Roughly 20 years ago, programs like Sweetser and Spurwink had contracts with the state to provide a program called bridge homes. These were homes that were scattered throughout the state and in communities that provided a nurturing, homelike structure for children in custody. These programs were designed for two reasons: 1st for children who came into care in the evening or weekend giving the department time to locate family members who would take the child/ren in their homes. Or for children who struggled emotionally and behaviorally in their foster homes and needed to be removed or have respite. These homes were meant to be a placement for children up to 45 days. The programs had a full-time supervisor, clinician, an assistant supervisor who was responsible for the children’s educational needs, and several full-time staff that covered the home 24 hours a day. The staff also assisted in covering visits as part of their reunification plans. They also helped coordinate and transport children to medical, dental, and mental health appointments as needed. They worked closely with the children’s case worker and were part of the DHHS team.
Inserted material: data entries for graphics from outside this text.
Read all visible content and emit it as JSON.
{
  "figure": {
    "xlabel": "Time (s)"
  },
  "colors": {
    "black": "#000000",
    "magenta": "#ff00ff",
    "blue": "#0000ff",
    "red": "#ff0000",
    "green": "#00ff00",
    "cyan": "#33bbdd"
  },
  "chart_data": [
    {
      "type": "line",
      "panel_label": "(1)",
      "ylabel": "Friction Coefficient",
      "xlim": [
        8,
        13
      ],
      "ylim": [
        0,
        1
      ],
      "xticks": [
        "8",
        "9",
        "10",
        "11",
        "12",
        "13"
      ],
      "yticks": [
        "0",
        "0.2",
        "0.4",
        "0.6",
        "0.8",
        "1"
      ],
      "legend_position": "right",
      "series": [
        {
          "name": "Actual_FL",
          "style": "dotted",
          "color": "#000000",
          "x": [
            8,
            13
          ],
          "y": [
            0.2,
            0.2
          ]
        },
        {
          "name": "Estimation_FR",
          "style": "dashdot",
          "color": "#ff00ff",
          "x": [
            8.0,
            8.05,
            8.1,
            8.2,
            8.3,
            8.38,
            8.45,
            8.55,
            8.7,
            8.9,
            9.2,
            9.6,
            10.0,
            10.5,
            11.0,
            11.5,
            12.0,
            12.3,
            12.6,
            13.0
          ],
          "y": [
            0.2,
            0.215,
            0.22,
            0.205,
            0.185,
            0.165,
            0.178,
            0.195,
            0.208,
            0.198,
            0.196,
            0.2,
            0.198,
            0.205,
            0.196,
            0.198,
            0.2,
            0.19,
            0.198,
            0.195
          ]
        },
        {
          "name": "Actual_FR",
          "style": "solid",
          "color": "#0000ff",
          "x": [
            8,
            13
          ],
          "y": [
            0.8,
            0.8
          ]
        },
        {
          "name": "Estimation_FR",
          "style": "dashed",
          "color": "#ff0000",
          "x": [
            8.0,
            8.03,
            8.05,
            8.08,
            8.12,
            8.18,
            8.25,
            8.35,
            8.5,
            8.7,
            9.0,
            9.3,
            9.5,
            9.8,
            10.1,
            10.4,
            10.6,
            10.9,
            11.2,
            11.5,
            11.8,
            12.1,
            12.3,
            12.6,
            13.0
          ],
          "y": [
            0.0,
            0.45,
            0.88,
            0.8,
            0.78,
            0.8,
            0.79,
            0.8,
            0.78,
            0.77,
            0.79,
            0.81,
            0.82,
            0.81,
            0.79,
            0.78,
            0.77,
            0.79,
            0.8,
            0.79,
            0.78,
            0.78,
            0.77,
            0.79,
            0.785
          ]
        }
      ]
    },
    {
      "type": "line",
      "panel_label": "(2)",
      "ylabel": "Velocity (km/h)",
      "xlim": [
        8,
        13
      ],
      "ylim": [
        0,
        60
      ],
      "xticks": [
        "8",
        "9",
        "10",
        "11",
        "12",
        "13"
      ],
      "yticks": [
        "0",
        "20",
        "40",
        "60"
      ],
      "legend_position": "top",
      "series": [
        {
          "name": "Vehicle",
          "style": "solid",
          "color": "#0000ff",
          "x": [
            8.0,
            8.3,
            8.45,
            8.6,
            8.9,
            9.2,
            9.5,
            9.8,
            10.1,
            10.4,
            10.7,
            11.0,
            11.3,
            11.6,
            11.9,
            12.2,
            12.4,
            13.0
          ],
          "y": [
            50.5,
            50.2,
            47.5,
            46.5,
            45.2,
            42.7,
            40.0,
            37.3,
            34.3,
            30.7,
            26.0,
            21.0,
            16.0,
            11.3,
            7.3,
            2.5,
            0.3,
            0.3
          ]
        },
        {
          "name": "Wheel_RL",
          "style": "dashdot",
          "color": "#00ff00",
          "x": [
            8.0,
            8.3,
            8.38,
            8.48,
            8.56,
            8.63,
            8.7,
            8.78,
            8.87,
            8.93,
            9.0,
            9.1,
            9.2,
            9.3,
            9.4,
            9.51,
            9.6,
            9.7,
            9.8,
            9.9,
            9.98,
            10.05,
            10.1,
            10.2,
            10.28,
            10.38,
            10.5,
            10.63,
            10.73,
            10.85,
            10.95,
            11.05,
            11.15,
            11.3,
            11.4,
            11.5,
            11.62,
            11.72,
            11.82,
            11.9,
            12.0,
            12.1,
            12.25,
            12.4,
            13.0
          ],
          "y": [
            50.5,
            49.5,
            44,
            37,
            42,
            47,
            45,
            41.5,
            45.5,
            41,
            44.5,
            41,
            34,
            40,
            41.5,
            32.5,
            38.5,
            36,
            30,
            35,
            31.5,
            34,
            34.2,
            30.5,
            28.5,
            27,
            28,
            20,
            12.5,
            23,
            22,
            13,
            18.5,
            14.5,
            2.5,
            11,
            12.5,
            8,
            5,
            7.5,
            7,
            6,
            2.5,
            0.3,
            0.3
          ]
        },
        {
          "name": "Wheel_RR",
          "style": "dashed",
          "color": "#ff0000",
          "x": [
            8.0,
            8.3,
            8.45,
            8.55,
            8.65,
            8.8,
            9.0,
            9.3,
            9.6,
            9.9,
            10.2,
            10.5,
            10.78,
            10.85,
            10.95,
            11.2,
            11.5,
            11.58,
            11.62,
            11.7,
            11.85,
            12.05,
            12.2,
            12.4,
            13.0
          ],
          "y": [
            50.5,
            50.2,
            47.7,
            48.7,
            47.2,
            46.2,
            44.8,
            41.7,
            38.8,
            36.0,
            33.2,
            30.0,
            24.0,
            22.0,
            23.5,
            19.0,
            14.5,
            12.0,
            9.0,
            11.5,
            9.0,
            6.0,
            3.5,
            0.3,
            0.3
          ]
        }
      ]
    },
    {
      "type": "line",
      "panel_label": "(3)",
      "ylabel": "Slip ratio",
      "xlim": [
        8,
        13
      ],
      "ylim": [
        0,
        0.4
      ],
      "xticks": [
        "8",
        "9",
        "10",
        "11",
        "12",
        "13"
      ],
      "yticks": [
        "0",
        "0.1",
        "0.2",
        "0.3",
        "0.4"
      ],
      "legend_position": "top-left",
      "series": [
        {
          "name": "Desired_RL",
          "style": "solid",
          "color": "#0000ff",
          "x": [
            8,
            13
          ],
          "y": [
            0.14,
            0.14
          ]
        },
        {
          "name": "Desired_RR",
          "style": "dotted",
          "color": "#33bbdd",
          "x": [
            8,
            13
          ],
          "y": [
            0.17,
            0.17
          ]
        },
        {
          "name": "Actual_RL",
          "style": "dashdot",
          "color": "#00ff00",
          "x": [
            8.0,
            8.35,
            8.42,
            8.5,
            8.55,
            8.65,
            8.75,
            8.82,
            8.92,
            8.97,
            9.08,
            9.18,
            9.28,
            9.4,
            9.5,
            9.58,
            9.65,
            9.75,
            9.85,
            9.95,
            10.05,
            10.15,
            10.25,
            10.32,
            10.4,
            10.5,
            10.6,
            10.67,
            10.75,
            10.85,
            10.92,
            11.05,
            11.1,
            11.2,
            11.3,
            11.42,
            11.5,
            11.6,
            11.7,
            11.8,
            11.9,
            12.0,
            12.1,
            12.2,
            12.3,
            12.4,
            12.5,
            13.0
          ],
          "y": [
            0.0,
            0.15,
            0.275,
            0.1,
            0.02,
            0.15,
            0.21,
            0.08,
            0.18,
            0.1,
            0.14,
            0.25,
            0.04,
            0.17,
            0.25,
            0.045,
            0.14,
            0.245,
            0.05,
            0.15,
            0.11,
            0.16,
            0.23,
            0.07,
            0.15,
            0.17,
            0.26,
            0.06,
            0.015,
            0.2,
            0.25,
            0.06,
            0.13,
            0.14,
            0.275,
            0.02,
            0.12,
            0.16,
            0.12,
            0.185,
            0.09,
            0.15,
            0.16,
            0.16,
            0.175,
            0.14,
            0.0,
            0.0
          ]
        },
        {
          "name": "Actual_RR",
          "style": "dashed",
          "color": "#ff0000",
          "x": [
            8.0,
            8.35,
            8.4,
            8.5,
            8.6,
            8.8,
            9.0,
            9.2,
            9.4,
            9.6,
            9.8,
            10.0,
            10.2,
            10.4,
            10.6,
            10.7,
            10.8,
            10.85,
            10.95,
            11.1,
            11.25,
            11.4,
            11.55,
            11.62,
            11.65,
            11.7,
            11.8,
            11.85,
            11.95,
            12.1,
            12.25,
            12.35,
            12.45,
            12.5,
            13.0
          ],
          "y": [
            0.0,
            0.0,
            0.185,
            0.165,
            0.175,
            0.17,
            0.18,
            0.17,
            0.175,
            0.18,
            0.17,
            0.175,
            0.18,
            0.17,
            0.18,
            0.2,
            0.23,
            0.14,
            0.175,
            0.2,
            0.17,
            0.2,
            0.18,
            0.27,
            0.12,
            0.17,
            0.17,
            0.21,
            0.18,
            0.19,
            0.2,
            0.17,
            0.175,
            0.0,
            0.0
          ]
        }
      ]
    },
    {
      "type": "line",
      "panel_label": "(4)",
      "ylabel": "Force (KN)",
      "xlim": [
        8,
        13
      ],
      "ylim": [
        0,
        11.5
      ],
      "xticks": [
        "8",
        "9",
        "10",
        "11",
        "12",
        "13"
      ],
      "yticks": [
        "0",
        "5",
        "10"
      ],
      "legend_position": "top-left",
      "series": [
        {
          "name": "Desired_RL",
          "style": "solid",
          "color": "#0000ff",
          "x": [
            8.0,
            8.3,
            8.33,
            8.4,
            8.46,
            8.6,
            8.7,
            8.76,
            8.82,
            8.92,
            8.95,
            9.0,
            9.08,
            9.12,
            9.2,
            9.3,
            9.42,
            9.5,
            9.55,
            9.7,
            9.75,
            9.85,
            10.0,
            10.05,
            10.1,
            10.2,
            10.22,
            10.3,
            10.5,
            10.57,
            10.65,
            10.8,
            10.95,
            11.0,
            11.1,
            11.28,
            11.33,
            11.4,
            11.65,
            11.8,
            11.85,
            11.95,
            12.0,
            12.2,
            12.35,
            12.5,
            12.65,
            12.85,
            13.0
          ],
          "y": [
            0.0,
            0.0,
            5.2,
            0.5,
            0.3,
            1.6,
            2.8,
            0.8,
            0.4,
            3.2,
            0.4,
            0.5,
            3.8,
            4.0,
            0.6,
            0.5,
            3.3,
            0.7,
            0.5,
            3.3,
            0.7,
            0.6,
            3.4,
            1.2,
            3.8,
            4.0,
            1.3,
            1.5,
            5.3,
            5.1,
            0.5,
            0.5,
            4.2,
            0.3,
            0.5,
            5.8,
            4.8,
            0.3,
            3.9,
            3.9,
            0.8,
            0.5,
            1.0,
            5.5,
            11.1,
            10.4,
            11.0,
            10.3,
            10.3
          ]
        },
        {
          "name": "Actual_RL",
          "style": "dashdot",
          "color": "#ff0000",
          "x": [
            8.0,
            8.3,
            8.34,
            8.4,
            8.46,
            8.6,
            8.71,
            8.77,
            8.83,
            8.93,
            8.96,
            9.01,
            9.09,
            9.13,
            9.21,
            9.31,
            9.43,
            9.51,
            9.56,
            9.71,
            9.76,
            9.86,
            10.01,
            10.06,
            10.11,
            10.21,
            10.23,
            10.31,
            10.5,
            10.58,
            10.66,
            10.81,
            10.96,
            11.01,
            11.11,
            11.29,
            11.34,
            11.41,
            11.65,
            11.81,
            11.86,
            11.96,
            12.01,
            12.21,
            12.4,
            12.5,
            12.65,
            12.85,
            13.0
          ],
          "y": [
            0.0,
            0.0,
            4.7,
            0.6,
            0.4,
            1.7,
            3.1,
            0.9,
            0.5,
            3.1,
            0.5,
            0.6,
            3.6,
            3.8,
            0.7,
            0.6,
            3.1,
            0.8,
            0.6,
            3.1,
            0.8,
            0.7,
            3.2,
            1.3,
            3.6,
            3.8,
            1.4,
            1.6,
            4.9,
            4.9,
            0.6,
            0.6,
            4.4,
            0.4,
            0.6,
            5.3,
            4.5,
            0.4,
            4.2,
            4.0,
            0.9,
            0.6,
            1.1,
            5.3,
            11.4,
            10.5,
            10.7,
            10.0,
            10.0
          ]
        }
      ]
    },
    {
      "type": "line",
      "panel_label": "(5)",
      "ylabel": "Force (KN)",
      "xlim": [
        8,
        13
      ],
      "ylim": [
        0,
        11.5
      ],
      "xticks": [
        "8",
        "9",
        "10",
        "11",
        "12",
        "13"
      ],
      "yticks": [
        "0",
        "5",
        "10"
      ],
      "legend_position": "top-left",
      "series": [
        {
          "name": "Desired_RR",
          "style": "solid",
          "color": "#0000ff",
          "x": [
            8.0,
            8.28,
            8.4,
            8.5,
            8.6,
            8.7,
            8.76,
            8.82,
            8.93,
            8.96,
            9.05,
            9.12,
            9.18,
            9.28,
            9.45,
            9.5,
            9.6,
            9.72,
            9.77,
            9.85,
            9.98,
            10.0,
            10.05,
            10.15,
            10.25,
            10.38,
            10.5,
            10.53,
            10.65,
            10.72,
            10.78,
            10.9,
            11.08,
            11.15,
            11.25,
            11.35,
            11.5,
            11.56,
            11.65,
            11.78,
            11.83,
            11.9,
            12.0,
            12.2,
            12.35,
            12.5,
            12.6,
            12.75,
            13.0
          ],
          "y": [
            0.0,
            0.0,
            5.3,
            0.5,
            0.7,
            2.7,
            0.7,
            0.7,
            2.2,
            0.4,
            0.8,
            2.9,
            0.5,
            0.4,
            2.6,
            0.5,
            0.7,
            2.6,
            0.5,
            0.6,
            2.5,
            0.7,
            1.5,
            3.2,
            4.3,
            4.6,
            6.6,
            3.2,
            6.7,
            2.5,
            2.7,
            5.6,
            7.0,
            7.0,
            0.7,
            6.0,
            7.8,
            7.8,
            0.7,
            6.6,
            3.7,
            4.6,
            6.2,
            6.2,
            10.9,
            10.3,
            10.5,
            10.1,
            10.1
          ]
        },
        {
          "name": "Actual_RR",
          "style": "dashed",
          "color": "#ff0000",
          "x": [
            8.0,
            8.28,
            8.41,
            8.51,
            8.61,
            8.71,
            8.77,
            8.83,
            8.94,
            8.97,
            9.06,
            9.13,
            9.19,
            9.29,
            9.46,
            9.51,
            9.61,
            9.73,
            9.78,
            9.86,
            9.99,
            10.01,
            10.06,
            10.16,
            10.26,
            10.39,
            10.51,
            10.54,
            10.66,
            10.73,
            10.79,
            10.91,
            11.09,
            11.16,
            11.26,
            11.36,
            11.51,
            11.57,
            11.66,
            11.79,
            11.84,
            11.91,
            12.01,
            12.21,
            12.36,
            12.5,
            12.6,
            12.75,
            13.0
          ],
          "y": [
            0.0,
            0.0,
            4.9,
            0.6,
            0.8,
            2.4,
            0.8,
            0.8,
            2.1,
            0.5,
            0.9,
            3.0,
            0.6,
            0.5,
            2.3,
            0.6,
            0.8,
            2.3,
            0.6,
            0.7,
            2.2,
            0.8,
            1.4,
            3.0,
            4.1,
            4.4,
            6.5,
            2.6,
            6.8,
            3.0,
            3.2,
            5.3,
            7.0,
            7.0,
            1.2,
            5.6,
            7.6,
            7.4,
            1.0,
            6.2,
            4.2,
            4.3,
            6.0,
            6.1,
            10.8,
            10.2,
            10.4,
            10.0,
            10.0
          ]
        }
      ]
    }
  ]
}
It is my understanding that when the contracts ended for the bridge homes so did the funding. Instead, we are putting children in hotels — children. We do not have enough regular or TFC homes to handle the number of children currently in care in the State of Maine. Back in January of 2024, Director Johnson had proposed that each county have a Specialized Therapeutic Foster Home designated to take in the acute emotional and behavioral difficult children. This home would be licensed for only one or two children. Their daily rate of pay would be in the range of $300 a day with the requirement that one of the foster parents would not work outside of the home. Unfortunately, no foster home in York county was willing to participate in Director Johnson’s proposal.
Hoteling and covering ED has become the burden of the OCFS direct staff. After-hour coverage is not conducive to a good work/life balance. It has caused stress, burnout, and has affected work performance. Each district has had an increase in turnover and vacancy.